É por isso que no vídeo Van Hattem diz que o projeto é da TV Globo -- apesar de a emissora negar ter qualquer participação ou envolvimento com o projeto. Procurado pelo Verifica, o deputado afirmou que “é evidente que a emissora é uma das principais interessadas na regulação dos serviços de streaming no Brasil há mais de cinco anos”. Ele disse ainda que “o diretor de Relações Institucionais e Regulação do Grupo Globo, Marcelo Bechara, tem se manifestado repetidamente sobre o impacto dessa regulação em diversas audiências públicas e entrevistas”.

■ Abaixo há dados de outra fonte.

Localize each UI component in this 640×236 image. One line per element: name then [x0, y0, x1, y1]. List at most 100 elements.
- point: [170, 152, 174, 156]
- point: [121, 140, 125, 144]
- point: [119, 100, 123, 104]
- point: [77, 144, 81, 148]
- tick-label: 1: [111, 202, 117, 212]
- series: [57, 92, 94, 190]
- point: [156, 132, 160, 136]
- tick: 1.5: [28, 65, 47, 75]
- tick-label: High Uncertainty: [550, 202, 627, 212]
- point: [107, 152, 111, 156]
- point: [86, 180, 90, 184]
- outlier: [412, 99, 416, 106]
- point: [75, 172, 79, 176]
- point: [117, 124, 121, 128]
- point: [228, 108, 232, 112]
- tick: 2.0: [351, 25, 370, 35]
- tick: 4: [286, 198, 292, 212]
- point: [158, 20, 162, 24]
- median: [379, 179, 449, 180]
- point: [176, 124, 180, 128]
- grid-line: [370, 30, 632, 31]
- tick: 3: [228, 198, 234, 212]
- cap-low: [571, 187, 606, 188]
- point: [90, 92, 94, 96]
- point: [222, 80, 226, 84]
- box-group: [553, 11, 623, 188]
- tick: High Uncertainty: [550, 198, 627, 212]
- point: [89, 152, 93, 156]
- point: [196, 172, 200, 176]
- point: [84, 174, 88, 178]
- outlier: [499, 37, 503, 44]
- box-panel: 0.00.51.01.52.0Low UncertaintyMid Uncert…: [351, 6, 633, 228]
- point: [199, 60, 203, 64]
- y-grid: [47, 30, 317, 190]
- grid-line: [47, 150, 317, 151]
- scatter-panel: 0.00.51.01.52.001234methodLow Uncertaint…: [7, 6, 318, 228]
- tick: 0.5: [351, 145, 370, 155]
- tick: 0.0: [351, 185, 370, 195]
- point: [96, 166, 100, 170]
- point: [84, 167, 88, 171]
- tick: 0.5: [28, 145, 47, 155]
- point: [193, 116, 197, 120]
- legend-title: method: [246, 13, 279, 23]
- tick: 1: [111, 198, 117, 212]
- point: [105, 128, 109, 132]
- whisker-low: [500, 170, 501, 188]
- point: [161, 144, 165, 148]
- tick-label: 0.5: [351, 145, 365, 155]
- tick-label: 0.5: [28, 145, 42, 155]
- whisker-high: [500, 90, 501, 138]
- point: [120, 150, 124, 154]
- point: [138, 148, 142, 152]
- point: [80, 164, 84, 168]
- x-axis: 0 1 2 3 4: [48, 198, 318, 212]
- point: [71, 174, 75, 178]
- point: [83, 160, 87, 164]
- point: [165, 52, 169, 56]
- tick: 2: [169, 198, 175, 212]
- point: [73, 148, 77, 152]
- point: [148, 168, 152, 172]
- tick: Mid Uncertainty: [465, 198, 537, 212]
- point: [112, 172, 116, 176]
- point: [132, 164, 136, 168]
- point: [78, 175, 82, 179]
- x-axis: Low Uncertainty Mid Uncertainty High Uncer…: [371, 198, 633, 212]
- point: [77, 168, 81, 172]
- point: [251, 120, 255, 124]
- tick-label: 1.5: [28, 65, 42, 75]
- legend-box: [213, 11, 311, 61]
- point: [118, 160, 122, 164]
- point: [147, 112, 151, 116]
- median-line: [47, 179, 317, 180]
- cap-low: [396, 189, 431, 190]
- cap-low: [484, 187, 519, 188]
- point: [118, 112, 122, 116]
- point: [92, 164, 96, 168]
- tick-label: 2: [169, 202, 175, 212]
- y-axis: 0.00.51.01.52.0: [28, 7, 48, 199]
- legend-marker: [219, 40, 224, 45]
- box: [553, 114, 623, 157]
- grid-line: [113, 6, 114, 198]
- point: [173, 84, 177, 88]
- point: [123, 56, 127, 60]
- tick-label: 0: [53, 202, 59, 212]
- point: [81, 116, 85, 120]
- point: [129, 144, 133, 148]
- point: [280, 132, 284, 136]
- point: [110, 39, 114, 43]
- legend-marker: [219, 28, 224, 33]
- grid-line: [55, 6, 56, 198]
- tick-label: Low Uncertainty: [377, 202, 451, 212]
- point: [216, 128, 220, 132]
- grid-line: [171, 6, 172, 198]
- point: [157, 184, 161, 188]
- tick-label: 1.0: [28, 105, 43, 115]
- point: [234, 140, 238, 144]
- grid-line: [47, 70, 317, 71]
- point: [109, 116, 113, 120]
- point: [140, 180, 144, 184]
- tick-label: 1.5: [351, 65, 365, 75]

De acordo com o texto do projeto, empresas estrangeiras podem zerar a contribuição para a Condecine caso se tornem “provedores plenos”. Defensores do projeto argumentam que a ideia não é criar um protecionismo para as empresas nacionais, mas sim fazer com que mais empresas, sejam elas estrangeiras ou brasileiras, invistam na indústria audiovisual local.
O projeto financia pautas de esquerda e do PT?
O que o projeto de lei diz, no artigo 14, é que o Fundo Setorial do Audiovisual (FSA) deve observar parâmetros de “políticas afirmativas e de reparação histórica a pessoas e grupos sociais que requeiram reconhecimento e proteção de seus direitos sociais e culturais, como os relativos ao gênero, etnia e orientação sexual”.
Na avaliação de Van Hattem, o artigo em questão favorece pautas ideológicas de esquerda. Ele menciona como exemplo o trecho que determina que 10% dos impostos recolhidos sejam destinados a produtoras com equipes majoritariamente compostas por grupos incentivados (minoritários). “Essa alocação forçada de recursos compromete a liberdade de mercado ao impor critérios ideológicos na distribuição de recursos e na produção de conteúdos, limitando a livre concorrência e a diversidade real de ofertas”, argumentou.
Representantes da indústria argumentam que é mentira que o PL vai obrigar as plataformas a exibirem conteúdo “esquerdista”. Eles afirmam que o artigo 9, que prevê a cota de conteúdo nacional, tem o objetivo de criar emprego e renda no Brasil e propriedade intelectual para empresas daqui. Os conteúdos brasileiros serão escolhidos pelas próprias plataformas, de acordo com cada perfil. “Até metade disso, pode ser feito através de licenças adquiridas diretamente com as produtoras independentes e nem precisaria passar por editais”, afirmaram entidades do audiovisual independente.
A Associação Brasileira de Emissoras de Rádio e Televisão (Abert) -- que tem entre as suas associadas a Globo, dona da Globoplay -- e a Ancine foram procuradas mas não responderam ao contato do Verifica.